Sur le formulaire d’inscription, une phrase incitative : « Un séminaire de cinq jours où Marie de Hennezel nous entraîne dans une conscience heureuse du vieillissement. » Même si j’ai du mal à imaginer que cinq jours peuvent suffire, la conscience douloureuse de mon propre vieillissement et mon admiration pour l’oeuvre et le travail de Marie de Hennezel me poussent à m’inscrire.

Je suis confrontée aux sarcasmes rassurants de mes enfants : « Qu’est-ce que tu vas faire chez les vieux ? Tu n’es pas vieille ! » Je ne suis dupe ni de leur regard aimant, ni de leur refus de voir leur mère changer. Mon oeil est plus lucide. Je connais la moindre de mes rides et chacune des faiblesses de mon corps, un genou me fait parfois souffrir, j’oublie les titres des films et l’endroit où je viens de poser mes lunettes. J’ai 60 ans et je voudrais remonter le temps.

Premier jour : je joue avec mes images du vieillissement

Quelques semaines plus tard, dans le patio d’un hôtel charmant, je passe en revue avec malveillance la quinzaine de stagiaires réunis pour le pot de bienvenue : « J’ai l’air aussi vieille qu’eux ? » Puis Marie de Hennezel nous rejoint. On n’imagine pas lui demander son âge, elle est simplement belle et lumineuse. L’image de la sérénité souriante, du vieillissement accepté.

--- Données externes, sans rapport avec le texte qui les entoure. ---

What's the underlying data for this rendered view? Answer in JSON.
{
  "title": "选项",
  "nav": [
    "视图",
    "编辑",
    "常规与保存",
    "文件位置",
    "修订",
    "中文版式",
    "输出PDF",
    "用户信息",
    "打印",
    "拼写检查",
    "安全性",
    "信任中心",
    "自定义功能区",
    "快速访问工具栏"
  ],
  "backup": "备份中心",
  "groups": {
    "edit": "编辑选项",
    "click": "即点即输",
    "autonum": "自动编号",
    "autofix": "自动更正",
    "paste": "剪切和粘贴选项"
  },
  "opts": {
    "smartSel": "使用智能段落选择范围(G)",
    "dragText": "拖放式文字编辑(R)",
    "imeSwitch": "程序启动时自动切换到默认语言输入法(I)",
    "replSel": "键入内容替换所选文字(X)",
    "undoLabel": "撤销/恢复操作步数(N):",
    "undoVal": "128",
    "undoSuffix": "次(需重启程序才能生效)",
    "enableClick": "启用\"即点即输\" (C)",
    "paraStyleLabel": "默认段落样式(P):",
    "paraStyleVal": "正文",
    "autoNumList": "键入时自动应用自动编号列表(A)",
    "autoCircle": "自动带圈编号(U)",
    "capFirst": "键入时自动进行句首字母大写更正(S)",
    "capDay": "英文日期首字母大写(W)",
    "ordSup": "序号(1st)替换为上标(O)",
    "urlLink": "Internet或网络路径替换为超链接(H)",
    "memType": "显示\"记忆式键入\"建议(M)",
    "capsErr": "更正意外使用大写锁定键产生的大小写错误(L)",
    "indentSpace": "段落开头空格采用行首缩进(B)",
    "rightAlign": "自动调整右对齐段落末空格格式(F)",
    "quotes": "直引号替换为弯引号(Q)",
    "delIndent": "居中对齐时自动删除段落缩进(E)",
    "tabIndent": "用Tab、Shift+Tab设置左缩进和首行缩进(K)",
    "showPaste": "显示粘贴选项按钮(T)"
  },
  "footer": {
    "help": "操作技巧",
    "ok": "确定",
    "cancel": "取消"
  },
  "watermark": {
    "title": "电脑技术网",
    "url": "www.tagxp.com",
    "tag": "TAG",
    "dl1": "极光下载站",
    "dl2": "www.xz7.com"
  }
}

Premier tour de table où chacun doit expliquer sa présence ici. Les réponses sont timides, évoquent la peur de la solitude, de la maladie, un veuvage torturant, l’image de parents à qui l’on ne veut pas ressembler. J’avoue ma crainte de peser sur mes proches, celle de devenir acariâtre, comme ces vieux que l’on fuit parce qu’ils se plaignent tout le temps. Marie écoute en silence, puis prend la parole.

« C’est à notre génération d’inventer un nouvel art de vieillir. La tâche est lourde parce que notre société nous renvoie une image désastreuse de l’âge, mais il existe des clés pour y parvenir. Soyons des pionniers. » Puis elle évoque les centenaires de l’île d’Okinawa, au Japon, qui psalmodient chaque matin : « La chaleur du cœur empêche nos corps de vieillir. » Et vivent heureux parce qu’ils sont considérés par la population comme des trésors. « Essayons d’être des trésors et non des poisons pour les autres. La vieillesse peut être une croissance ou un naufrage. Il est facile d’en faire un naufrage, apprenons à en faire une croissance. »

Premier exercice, chercher dans notre entourage une personne très âgée à laquelle nous aimerions nous identifier et noter ses qualités. Se dessine alors le portrait idéal d’un vieux joyeux, enthousiaste, sachant transmettre ses connaissances aux plus jeunes, altruiste et ouvert aux autres, poursuivant encore un idéal et serein face à l’idée de la mort. Nous avons tous plongé avec plaisir dans cette recherche.

Nous poursuivons dans la même voie avec l’exercice du collage à partir d’images ou de phrases de magazines dans lesquels nous devons piocher. Sur une grande feuille que nous séparons en deux, nous devons placer sur une moitié les images négatives que nous avons de la vieillesse, sur l’autre les images positives. « Laissez-vous guider par votre enfant intérieur, jouez avec les mots et les images », conseille Marie.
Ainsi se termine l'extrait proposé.